Naturally, since the yen had been in steady decline for much of the last few years (FXY dropped 34% from 2011-2014), many investors expected yen weakness to continue, and they spent much of 2015 pouring money into the currency-hedged ETF, HEWJ, which goes long Japanese equities while being more or less short the yen (flow data courtesy of ETF.com):

While it’s true that both iShares funds took in money last year, the inflows have to be put in perspective.  Morningstar reports that EWJ has about $16 billion in assets, so its asset base grew roughly 25%.  However, the hedged ETF, HEWJ, currently has net assets of about $546 million, so the fund, which began in January 2014, expanded its asset base at least a couple hundred times over.

Naturally, the “hot” money that bet on the “obvious” trade of a weaker yen was quick to leave the money once the yen’s ascent gained momentum after the announcement of negative interest rates failed to arrest the ascent of the yen:

Obviously, both funds have lost assets since the NIRP announcement on January 29th, but the hedged ETF has hemorrhaged a far greater percentage of its assets compared to the unhedged version.

The point I’m trying to make is that oftentimes in finance, the “obvious” or “sure-fire” trades rarely work out as they are supposed to work.  In fact, one of the most interesting developments since the financial crisis has been the tendency of markets to do exactly the opposite of what policymakers have intended.

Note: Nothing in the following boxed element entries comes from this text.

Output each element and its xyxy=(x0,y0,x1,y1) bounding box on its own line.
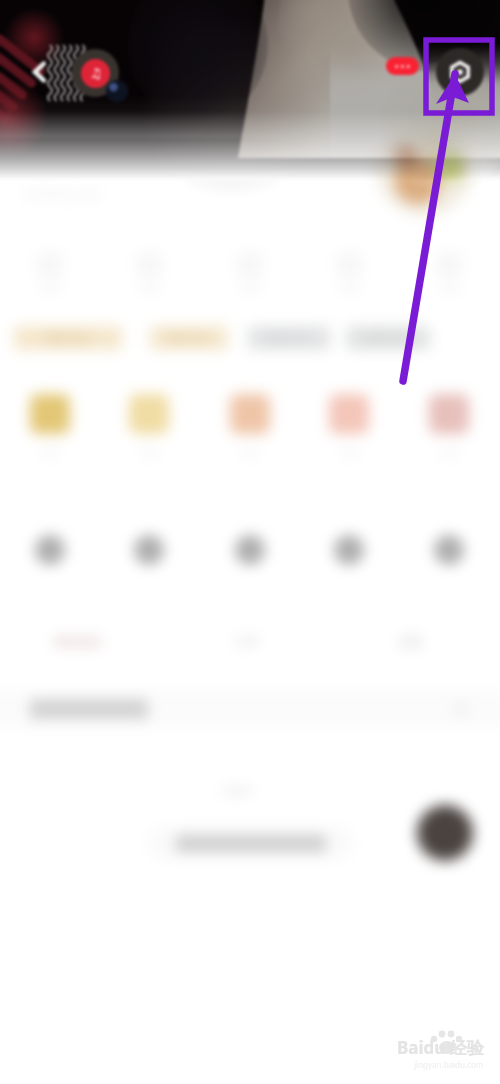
button[interactable]: 活动 xyxy=(105,394,193,459)
button[interactable]: • • • xyxy=(386,57,419,75)
button[interactable]: Back xyxy=(24,57,54,87)
button[interactable]: Assistant xyxy=(417,805,473,861)
button[interactable]: 限时活动 xyxy=(150,326,228,350)
button[interactable]: 活动 xyxy=(405,394,493,459)
staticText: ♫ xyxy=(90,66,102,81)
staticText: • • • xyxy=(395,60,410,72)
button[interactable]: 活动 xyxy=(206,394,294,459)
button[interactable]: 活动 xyxy=(305,394,393,459)
button[interactable]: 限时活动 xyxy=(346,326,430,350)
button[interactable]: 限时活动 xyxy=(248,326,330,350)
staticText: jingyan.baidu.com xyxy=(414,1059,484,1070)
button[interactable] xyxy=(6,515,94,635)
button[interactable]: Camera xyxy=(436,48,484,96)
button[interactable] xyxy=(405,515,493,635)
button[interactable]: 分类 xyxy=(405,252,493,295)
staticText: 限时活动 xyxy=(167,331,211,345)
button[interactable] xyxy=(0,690,500,728)
button[interactable]: 活动 xyxy=(6,394,94,459)
button[interactable] xyxy=(148,826,354,860)
staticText: 限时活动 xyxy=(46,331,90,345)
staticText: 限时活动 xyxy=(366,331,410,345)
button[interactable]: 限时活动 xyxy=(14,326,122,350)
staticText: Baidu 经验 xyxy=(397,1036,484,1059)
button[interactable]: Music xyxy=(71,49,119,97)
button[interactable] xyxy=(305,515,393,635)
button[interactable] xyxy=(105,515,193,635)
button[interactable] xyxy=(206,515,294,635)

There will always exist the temptation to overreact to policy announcements or external forces beyond our control, tempting us to change our allocations or alter our risk profiles.  After years of ZIRP, NIRP, QE, and all the rest,  it’s evident that even the Ph.D.s who run the central banks can’t figure out which way their currencies are going, let alone control their direction.  For that reason, it’s generally safer just to keep your global equity portfolio diversified and unhedged.

Disclosure:  Neither employees of Fortune Financial Advisors, LLC nor their portfolios maintain positions in any of the ETFs mentioned.